Daylight saving time starts March 11, setting clocks forward an hour and leaving most Americans with 60 minutes less of precious weekend sack time. The start of daylight savings -- officially at 2 a.m. Sunday -- is considered harder to handle than its end in the fall, and it can be tough for the third of adults who suffer temporary insomnia from any sudden change in schedule. In fact, people with diabetes and hypertension are at increased risk for heart attacks in the days after the start of daylight saving time, according to Dr. Raj Dasgupta of the University of Southern California's Keck School of Medicine and the American Academy of Sleep Medicine. Here are some free or inexpensive techniques to help handle the time shift.
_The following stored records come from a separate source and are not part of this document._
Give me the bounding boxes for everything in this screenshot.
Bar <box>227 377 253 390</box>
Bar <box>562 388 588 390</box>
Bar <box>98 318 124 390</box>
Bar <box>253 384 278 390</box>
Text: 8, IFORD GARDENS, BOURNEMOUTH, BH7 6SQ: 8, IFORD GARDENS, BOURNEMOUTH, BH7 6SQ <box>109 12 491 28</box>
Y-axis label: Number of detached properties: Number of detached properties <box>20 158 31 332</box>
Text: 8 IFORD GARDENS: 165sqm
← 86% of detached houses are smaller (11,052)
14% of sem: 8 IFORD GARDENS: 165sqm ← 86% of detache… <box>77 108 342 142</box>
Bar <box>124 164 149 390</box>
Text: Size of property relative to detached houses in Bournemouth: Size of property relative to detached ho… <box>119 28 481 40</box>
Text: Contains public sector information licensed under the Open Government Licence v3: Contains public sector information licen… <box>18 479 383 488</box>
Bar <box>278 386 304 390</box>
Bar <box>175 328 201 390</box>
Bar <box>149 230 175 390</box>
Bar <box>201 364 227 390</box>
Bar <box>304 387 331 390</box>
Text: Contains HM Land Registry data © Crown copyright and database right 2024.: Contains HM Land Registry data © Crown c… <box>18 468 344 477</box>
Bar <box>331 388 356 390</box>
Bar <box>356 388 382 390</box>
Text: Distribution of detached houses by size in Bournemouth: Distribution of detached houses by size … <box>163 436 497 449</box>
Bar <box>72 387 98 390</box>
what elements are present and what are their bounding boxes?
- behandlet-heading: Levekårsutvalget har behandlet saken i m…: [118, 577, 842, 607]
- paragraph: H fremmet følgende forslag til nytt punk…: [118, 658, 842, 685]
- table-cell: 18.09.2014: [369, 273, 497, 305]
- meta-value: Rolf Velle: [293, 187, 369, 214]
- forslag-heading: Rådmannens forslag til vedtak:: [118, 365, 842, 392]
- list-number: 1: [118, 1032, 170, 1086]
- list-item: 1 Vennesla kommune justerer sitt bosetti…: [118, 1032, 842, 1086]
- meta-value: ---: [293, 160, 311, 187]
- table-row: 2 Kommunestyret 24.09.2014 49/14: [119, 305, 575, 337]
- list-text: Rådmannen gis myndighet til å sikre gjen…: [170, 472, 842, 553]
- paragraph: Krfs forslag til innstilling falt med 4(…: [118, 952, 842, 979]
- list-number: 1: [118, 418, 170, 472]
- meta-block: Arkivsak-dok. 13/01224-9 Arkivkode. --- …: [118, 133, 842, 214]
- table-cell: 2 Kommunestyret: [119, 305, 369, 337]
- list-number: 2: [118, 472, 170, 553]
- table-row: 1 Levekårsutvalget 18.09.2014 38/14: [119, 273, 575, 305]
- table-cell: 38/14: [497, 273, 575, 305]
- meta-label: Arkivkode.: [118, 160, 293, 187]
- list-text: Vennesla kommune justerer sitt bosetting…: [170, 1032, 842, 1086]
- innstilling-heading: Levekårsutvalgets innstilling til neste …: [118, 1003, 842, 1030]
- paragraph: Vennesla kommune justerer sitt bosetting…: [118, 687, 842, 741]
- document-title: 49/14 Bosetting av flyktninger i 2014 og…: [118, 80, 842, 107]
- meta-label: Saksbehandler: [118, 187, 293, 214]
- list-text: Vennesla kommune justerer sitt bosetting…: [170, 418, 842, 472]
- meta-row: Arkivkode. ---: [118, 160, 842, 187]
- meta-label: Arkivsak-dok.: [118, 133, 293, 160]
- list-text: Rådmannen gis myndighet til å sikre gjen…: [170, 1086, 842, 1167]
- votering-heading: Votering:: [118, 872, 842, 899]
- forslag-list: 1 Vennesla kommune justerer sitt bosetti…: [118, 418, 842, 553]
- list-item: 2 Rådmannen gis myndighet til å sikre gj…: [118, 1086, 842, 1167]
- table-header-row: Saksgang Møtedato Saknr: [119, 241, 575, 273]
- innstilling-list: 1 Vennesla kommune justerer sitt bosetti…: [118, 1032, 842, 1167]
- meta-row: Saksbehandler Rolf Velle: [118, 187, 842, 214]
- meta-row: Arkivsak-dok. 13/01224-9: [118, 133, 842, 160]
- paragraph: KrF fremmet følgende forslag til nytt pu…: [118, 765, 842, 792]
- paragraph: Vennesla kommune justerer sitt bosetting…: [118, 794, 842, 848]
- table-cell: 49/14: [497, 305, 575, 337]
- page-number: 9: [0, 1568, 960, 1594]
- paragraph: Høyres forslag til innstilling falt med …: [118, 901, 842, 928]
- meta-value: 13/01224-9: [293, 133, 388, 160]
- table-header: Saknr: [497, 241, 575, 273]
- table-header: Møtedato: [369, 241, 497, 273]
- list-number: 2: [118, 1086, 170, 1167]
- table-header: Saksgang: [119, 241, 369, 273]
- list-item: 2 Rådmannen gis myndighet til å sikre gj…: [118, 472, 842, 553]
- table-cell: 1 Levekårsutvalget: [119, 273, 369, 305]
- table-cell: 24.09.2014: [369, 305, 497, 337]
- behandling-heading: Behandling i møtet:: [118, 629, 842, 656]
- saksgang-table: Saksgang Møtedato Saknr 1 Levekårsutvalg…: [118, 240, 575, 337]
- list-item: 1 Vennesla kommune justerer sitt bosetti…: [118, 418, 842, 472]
The start of daylight saving time is no surprise, so why not plan for it? Dasgupta suggests setting your alarm forward a few days earlier to get adjusted. Instead of shifting a full hour all at once, some people could benefit from gradual adjustments -- maybe 15 minutes a day -- to let the body's internal clock ease into a new schedule.
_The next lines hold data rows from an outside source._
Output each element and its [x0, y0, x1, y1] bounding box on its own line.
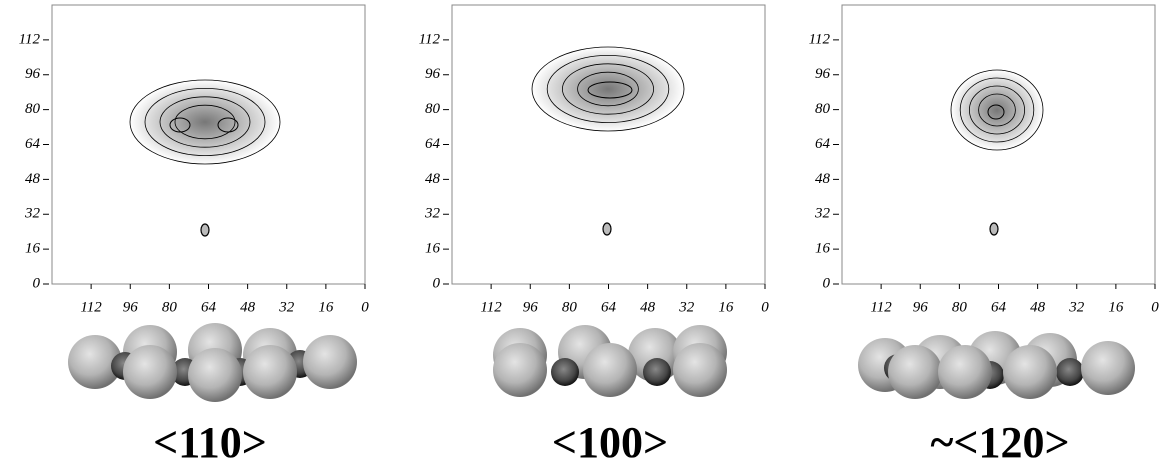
x-tick-label: 80	[562, 299, 578, 315]
x-tick-label: 16	[318, 299, 334, 315]
atom	[493, 343, 547, 397]
x-tick-label: 0	[761, 299, 769, 315]
x-tick-label: 112	[480, 299, 502, 315]
atom	[673, 343, 727, 397]
y-tick-label: 96	[815, 66, 831, 82]
y-tick-label: 112	[19, 31, 41, 47]
y-tick-label: 0	[33, 275, 41, 291]
x-tick-label: 32	[1068, 299, 1085, 315]
atom	[303, 335, 357, 389]
x-tick-label: 16	[1108, 299, 1124, 315]
atom-dark	[551, 358, 579, 386]
y-tick-label: 112	[809, 31, 831, 47]
x-tick-label: 64	[991, 299, 1007, 315]
contour	[129, 79, 281, 165]
x-tick-label: 96	[123, 299, 139, 315]
x-tick-label: 64	[201, 299, 217, 315]
contour	[169, 117, 191, 133]
y-tick-label: 32	[24, 206, 41, 222]
x-tick-label: 80	[162, 299, 178, 315]
x-tick-label: 0	[1151, 299, 1159, 315]
x-tick-label: 32	[278, 299, 295, 315]
atom-dark	[1056, 358, 1084, 386]
atom	[1003, 345, 1057, 399]
contour	[978, 93, 1016, 127]
caption: ~<120>	[930, 418, 1069, 467]
x-tick-label: 64	[601, 299, 617, 315]
y-tick-label: 96	[25, 66, 41, 82]
atom	[188, 348, 242, 402]
caption: <100>	[552, 418, 668, 467]
x-tick-label: 112	[870, 299, 892, 315]
y-tick-label: 112	[419, 31, 441, 47]
contour	[531, 46, 685, 132]
y-tick-label: 64	[425, 136, 441, 152]
atom	[123, 345, 177, 399]
contour	[159, 96, 251, 148]
y-tick-label: 16	[25, 241, 41, 257]
atom	[243, 345, 297, 399]
y-tick-label: 48	[815, 171, 831, 187]
contour	[144, 88, 266, 156]
y-tick-label: 32	[424, 206, 441, 222]
y-tick-label: 48	[425, 171, 441, 187]
x-tick-label: 48	[240, 299, 256, 315]
x-tick-label: 48	[640, 299, 656, 315]
y-tick-label: 0	[433, 275, 441, 291]
y-tick-label: 16	[815, 241, 831, 257]
atom	[68, 335, 122, 389]
atom	[938, 345, 992, 399]
y-tick-label: 96	[425, 66, 441, 82]
caption: <110>	[153, 418, 267, 467]
y-tick-label: 32	[814, 206, 831, 222]
contour	[959, 77, 1035, 143]
contour	[587, 81, 633, 99]
x-tick-label: 32	[678, 299, 695, 315]
atom	[1081, 341, 1135, 395]
y-tick-label: 80	[25, 101, 41, 117]
y-tick-label: 48	[25, 171, 41, 187]
y-tick-label: 0	[823, 275, 831, 291]
y-tick-label: 16	[425, 241, 441, 257]
x-tick-label: 112	[80, 299, 102, 315]
contour-spot	[602, 222, 612, 236]
contour	[969, 85, 1026, 135]
contour	[577, 71, 639, 107]
contour	[987, 104, 1005, 120]
x-tick-label: 48	[1030, 299, 1046, 315]
x-tick-label: 96	[913, 299, 929, 315]
x-tick-label: 80	[952, 299, 968, 315]
x-tick-label: 0	[361, 299, 369, 315]
y-tick-label: 64	[25, 136, 41, 152]
contour	[217, 117, 239, 133]
atom	[583, 343, 637, 397]
atom	[888, 345, 942, 399]
contour	[950, 69, 1044, 151]
contour	[174, 104, 236, 140]
x-tick-label: 96	[523, 299, 539, 315]
y-tick-label: 80	[425, 101, 441, 117]
contour-spot	[989, 222, 999, 236]
atom-dark	[643, 358, 671, 386]
x-tick-label: 16	[718, 299, 734, 315]
y-tick-label: 64	[815, 136, 831, 152]
contour	[562, 63, 655, 115]
contour-spot	[200, 223, 210, 237]
contour	[546, 55, 670, 123]
y-tick-label: 80	[815, 101, 831, 117]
Taking short naps of 15 to 20 minutes can ease the transition to daylight saving time, Dasgupta says. He notes that some people use “caffeine naps” in which they have some coffee or tea and then immediately take a nap. When they wake up 20 minutes or so later, they feel extra refreshed from the nap and the caffeine that has taken effect in the meantime. What’s more, National Napping Day is observed annually the day following the return of daylight saving time (March 12 this year) and encourages everyone with the opportunity to catch up on the hour of sleep they lost due to the time change.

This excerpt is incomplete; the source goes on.